What could we not achieve, all 7+ billion of us, working together? Working to provide water, and food, and shelter, and healthcare and education for us all, could we not easily provide these things for all of us, if the efforts of all of us were directed towards achieving them? I think we would easily provide them, and more, for all of us, and have all the rest of our time and resources available to do whatever we chose, to enjoy ourselves, to be creative, to invent better ways of doing things, to meet our many other wants. It seems so achievable, and it is clear that we do have enough water, and food, and shelter and everything else for all of us on this abundant planet, even for all 7+ billion of us. Yet so many people do not have them, and while some people have a huge excess of these things, and it would help if they had less, it is more the problem that so many are prevented from having them, rather than solely being a problem of distribution, significant as that is. I look around me and I see this amazing place, this planet, so capable of providing an amazing life for us and everything else living here, and I see all of us, human beings, so many of us, with such incredible capacity, so capable of amazing lives. And it hurts me that we are doing so badly. It is hard to feel happy, when we are failing so hugely to prevent these tens of thousands of deaths every day, which we could so easily prevent, just as a starting point. When we are failing in so many ways to provide together the decent life, and beyond that the amazing life, that it seems to me we could so easily achieve for us all.

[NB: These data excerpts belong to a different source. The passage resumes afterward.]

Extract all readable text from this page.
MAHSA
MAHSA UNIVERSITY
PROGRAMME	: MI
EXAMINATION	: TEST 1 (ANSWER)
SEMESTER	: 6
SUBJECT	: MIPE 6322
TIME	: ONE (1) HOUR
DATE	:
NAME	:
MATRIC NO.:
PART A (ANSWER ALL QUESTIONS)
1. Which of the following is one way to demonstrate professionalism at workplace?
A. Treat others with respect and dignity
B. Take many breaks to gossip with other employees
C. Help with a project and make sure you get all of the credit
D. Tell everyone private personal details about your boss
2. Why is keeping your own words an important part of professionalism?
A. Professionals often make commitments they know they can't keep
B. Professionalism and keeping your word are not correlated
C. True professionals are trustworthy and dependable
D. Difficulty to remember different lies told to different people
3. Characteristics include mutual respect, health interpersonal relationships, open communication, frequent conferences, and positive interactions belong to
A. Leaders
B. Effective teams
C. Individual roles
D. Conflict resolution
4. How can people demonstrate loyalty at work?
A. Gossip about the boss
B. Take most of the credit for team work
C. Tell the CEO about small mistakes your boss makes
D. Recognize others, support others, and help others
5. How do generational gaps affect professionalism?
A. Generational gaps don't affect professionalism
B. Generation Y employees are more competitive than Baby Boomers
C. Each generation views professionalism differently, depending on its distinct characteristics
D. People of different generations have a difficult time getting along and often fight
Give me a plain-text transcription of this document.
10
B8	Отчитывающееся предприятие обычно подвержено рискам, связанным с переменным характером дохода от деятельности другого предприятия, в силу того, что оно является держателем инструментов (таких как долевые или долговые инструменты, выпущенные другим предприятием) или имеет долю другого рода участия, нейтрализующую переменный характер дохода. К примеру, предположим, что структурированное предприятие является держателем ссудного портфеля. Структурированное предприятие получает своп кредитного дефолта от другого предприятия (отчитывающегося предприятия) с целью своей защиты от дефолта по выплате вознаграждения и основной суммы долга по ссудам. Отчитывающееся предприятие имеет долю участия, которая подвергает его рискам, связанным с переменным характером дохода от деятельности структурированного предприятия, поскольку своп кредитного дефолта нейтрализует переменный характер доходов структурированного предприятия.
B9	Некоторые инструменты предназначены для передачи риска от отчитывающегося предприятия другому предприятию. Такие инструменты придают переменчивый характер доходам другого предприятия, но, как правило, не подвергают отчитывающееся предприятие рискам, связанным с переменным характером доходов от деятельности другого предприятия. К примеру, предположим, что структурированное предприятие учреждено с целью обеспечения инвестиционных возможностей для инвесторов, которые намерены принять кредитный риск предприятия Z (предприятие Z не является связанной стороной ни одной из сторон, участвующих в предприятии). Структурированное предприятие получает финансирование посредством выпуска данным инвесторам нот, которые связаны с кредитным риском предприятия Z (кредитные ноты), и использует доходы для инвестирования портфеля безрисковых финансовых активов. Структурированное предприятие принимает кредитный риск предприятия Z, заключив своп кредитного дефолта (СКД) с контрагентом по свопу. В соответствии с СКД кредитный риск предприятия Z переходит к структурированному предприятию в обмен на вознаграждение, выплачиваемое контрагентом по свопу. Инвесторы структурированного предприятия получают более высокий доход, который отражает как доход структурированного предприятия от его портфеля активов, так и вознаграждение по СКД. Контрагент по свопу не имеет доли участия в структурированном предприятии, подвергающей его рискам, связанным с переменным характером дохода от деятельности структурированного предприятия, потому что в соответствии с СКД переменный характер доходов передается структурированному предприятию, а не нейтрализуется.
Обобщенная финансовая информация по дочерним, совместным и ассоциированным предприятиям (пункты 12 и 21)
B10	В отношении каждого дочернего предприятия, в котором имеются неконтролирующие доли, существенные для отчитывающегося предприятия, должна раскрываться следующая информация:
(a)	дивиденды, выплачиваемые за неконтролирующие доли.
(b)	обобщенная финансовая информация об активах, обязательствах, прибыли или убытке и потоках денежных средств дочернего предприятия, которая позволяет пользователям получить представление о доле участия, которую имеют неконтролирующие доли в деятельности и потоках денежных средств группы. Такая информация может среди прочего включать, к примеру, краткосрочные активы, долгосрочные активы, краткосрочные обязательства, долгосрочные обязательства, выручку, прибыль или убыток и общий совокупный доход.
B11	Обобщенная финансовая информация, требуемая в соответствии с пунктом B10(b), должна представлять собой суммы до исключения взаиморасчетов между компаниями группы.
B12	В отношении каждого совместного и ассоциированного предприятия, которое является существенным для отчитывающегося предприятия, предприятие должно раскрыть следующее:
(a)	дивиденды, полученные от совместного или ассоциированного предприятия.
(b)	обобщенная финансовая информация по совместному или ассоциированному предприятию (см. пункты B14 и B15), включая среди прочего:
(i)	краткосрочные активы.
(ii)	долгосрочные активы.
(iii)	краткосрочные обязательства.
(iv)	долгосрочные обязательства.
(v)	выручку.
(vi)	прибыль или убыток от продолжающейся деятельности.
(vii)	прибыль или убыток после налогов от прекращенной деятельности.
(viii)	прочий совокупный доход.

Life could be so great. And I sense that it is not an accident that it is not great, but actively prevented, particularly prevented by so many of us being caught in a system which requires us to work for money, in order to live, and which values money over life, and thinks it alright for people to die for lack of money, in some form. And while most of us are stuck in that system and can do only a little to change it, there are those with huge power, who could change the system very substantially, and choose not to, partially because they benefit immensely from it. And those people and systems carry much greater responsibility for the suffering and deaths caused by this prioritising of money over life, and those powerful people and systems must be opposed, if positive change is to happen.

And for me it's hard for life to be great, just for me, or just for the people close to me, when I know it is far from great, failing in fact to meet even the most basic requirements for life itself or for a decent life, for so many people, now, today, on this planet we all share. When so many people die for nothing it's hard to feel that things can be good or okay for me or for any individual, they are indivisibly bound up, for me. I see how free we could all be, how we could achieve this for all of us, and then be free to do and be whatever we want, to have amazing lives, far beyond the meeting of basic needs, but on a solid foundation of those essential needs being met for everyone. But as all these preventable deaths occur, I feel trapped, because we are bound together. I know it is part of life to be happy, to love and move and laugh and think, to make music and art and love, and everything else that makes life worth living. I know it does not help those who have died or will die tomorrow for us who are alive not to live our lives as happily and well as we can, yet often I find it hard to laugh and be happy as the corpses mount up all around me. I want to do what I can, play my part to contribute to sustaining life for everyone, and beyond that a decent and amazing life for everyone. Partially of course it is so that I can also have an amazing life, and feel alright about it too, and laugh and think and love more easily and freely. I would like to have that, and for all of us to have it. And I am willing to work for it.

When I go to bed at night, sometimes I think about all the thousands of people who died that day, most of them of preventable causes. I feel sad for them. I feel grateful that I am alive and that all the people I love are still alive too. Some days, rare days thankfully, one or more of the people I love have died, and of course that makes me sadder than the deaths of the thousands of other people I don't know but who are similarly being mourned by others around the world, that day and other days. I am happy to be alive. And I would like to work for this basic goal of life, of sustaining life, human and other than human, on this planet.

Of course, the reality is that while I might think about this at night, and in the morning as I get up to start another day, those same nights and days I am worrying about or working on the minutiae of my life, the work I've committed to doing, the deadlines I have missed, the job I still have to complete, the documents I'm meant to produce, the tasks I need to organise, the money I've spent, the ill-health I struggle with, the problems of people I know and care about, all the things that I actually spend my time dealing with. Some of it contributes in some way to my larger goal and to those things I want, others do not and I wrestle also with the frustration of spending so much of my time on things which seem irrelevant and to do little if anything to improve life, for me or others, or which occasionally seem actively to make it worse. And that is probably normal too, though I find it hard to reconcile, again, as the death toll climbs. Maybe this is the struggle that everyone concerned for these things faces, and maybe there are better ways of struggling. I'd like to hear them. It seems too that things are worse now, today, in the world, than say ten years ago, with over a thousand people killed in Gaza, with ebola killing hundreds in Guinea, Sierra Leone and Liberia in west Africa, with so many countries supplying weapons to so many other countries, to use to kill one another, with poverty and ill-health still so common, with the lives of more and more billions of people treated as expendable by those with the power in our world. With things being as they are, today. But I do small things, like read lessons on ahimsa, non-violence as a way of life, from Gandhi, featured in Yes Magazine which always features many other real, intelligent, engaged and hopeful articles, and that helps. And I try to remember the world I want to work for, and the lives we could all sustain, and the amazing lives we could create, and I go to bed and I get up and I try to keep working to do what I can.